Loods Yoeri: Specialist van de Scheldemonden
VLISSINGEN – De Westerschelde is een van de drukste vaarwegen van Europa. Zeeschepen varen af en aan door de smalle vaargeulen en langs de verraderlijke zandplaten. De hulp van een ervaren loods is onmisbaar.
„Vanaf een lengte van 80 meter zijn schepen hier loodsplichtig”, vertelt Yoeri Schinkel van het Nederlandse Loodswezen. „Als loods zorg je ervoor dat de schepen veilig en vlot komen waar ze zijn moeten.”
Er zijn in de regio Scheldemonden vier verschillende trajecten: van en naar Antwerpen, door het Kanaal van Gent naar Terneuzen, en twee routes naar loodsstations in de Noordzee: de Wandelaar voor de kust van Vlaanderen en de Steenbank ten westen van Westkapelle.
Alle zeeschepen die op Antwerpen en Gent varen, komen over Nederlandse wateren.

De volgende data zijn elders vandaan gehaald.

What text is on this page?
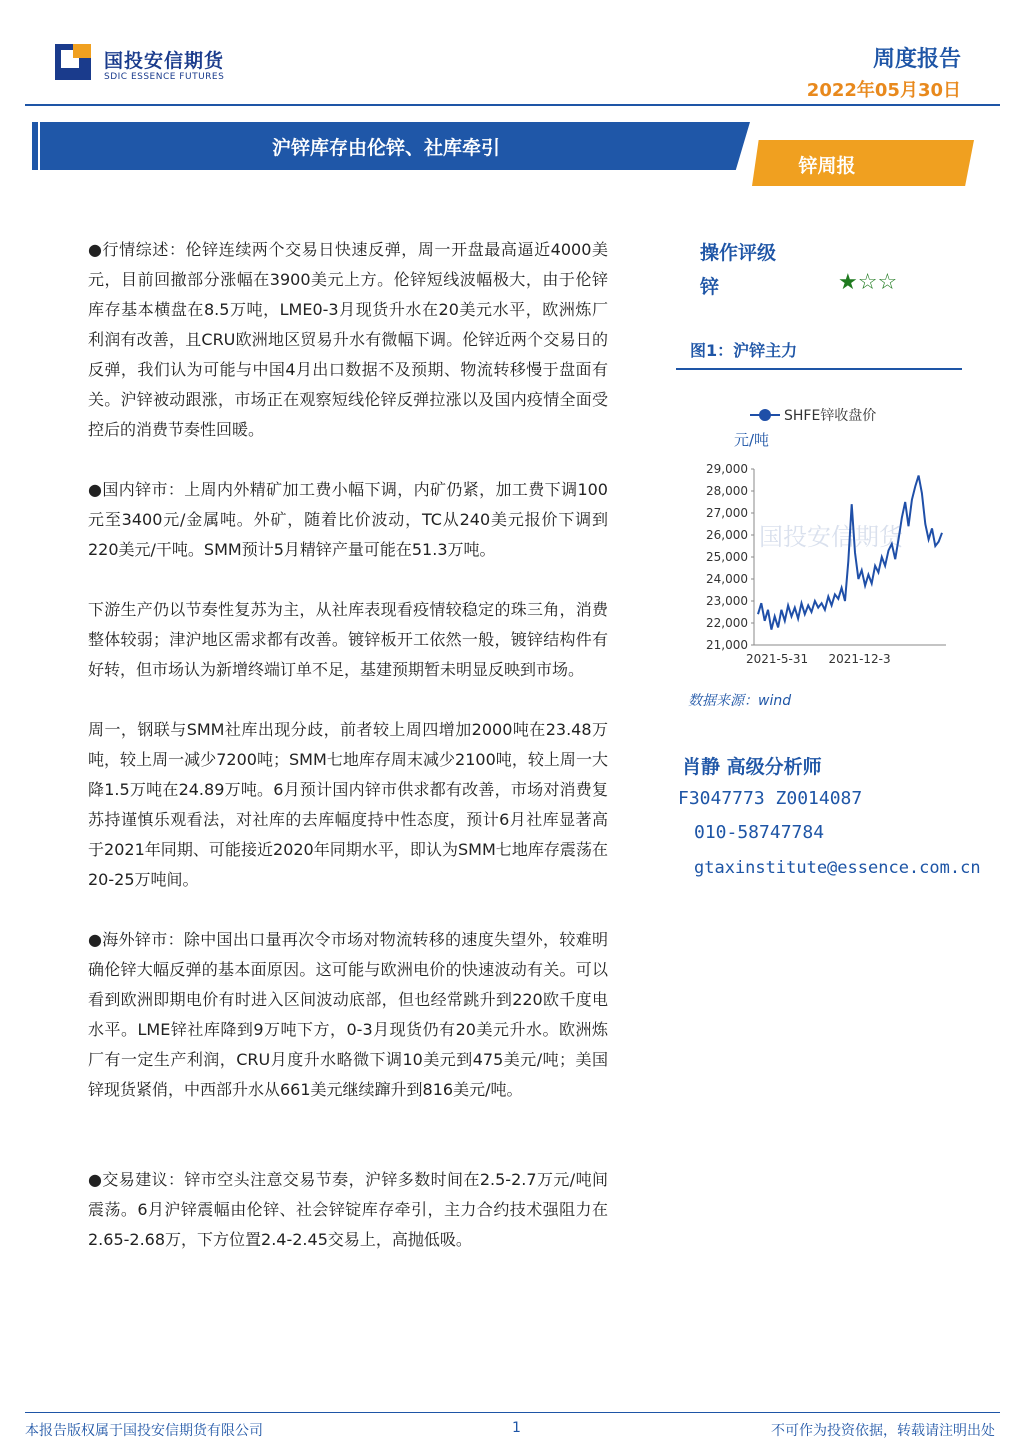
国投安信期货
SDIC ESSENCE FUTURES
周度报告
2022年05月30日
沪锌库存由伦锌、社库牵引
锌周报

●行情综述：伦锌连续两个交易日快速反弹，周一开盘最高逼近4000美元，目前回撤部分涨幅在3900美元上方。伦锌短线波幅极大，由于伦锌库存基本横盘在8.5万吨，LME0-3月现货升水在20美元水平，欧洲炼厂利润有改善，且CRU欧洲地区贸易升水有微幅下调。伦锌近两个交易日的反弹，我们认为可能与中国4月出口数据不及预期、物流转移慢于盘面有关。沪锌被动跟涨，市场正在观察短线伦锌反弹拉涨以及国内疫情全面受控后的消费节奏性回暖。

●国内锌市：上周内外精矿加工费小幅下调，内矿仍紧，加工费下调100元至3400元/金属吨。外矿，随着比价波动，TC从240美元报价下调到220美元/干吨。SMM预计5月精锌产量可能在51.3万吨。

下游生产仍以节奏性复苏为主，从社库表现看疫情较稳定的珠三角，消费整体较弱；津沪地区需求都有改善。镀锌板开工依然一般，镀锌结构件有好转，但市场认为新增终端订单不足，基建预期暂未明显反映到市场。

周一，钢联与SMM社库出现分歧，前者较上周四增加2000吨在23.48万吨，较上周一减少7200吨；SMM七地库存周末减少2100吨，较上周一大降1.5万吨在24.89万吨。6月预计国内锌市供求都有改善，市场对消费复苏持谨慎乐观看法，对社库的去库幅度持中性态度，预计6月社库显著高于2021年同期、可能接近2020年同期水平，即认为SMM七地库存震荡在20-25万吨间。

●海外锌市：除中国出口量再次令市场对物流转移的速度失望外，较难明确伦锌大幅反弹的基本面原因。这可能与欧洲电价的快速波动有关。可以看到欧洲即期电价有时进入区间波动底部，但也经常跳升到220欧千度电水平。LME锌社库降到9万吨下方，0-3月现货仍有20美元升水。欧洲炼厂有一定生产利润，CRU月度升水略微下调10美元到475美元/吨；美国锌现货紧俏，中西部升水从661美元继续蹿升到816美元/吨。

●交易建议：锌市空头注意交易节奏，沪锌多数时间在2.5-2.7万元/吨间震荡。6月沪锌震幅由伦锌、社会锌锭库存牵引，主力合约技术强阻力在2.65-2.68万，下方位置2.4-2.45交易上，高抛低吸。

操作评级
锌	★☆☆
图1：沪锌主力
国投安信期货
SHFE锌收盘价
元/吨
29,000
28,000
27,000
26,000
25,000
24,000
23,000
22,000
21,000
2021-5-31 2021-12-3
数据来源：wind
肖静 高级分析师
F3047773 Z0014087
010-58747784
gtaxinstitute@essence.com.cn
本报告版权属于国投安信期货有限公司	1	不可作为投资依据，转载请注明出处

Daarom is ooit afgesproken dat een kwart van het verkeer van en naar de Vlaamse havens begeleid wordt door een Nederlandse loods. De schepen die op Nederlandse havens varen, vallen allemaal onder verantwoordelijkheid van het Nederlandse Loodswezen.
„In totaal zijn er in deze regio zo’n 165 loodsen actief”, weet Schinkel. „Daarnaast is er veel ondersteunend personeel, zoals de matrozen op het loodsstation en de mensen op kantoor die zorgen voor de coördinatie.”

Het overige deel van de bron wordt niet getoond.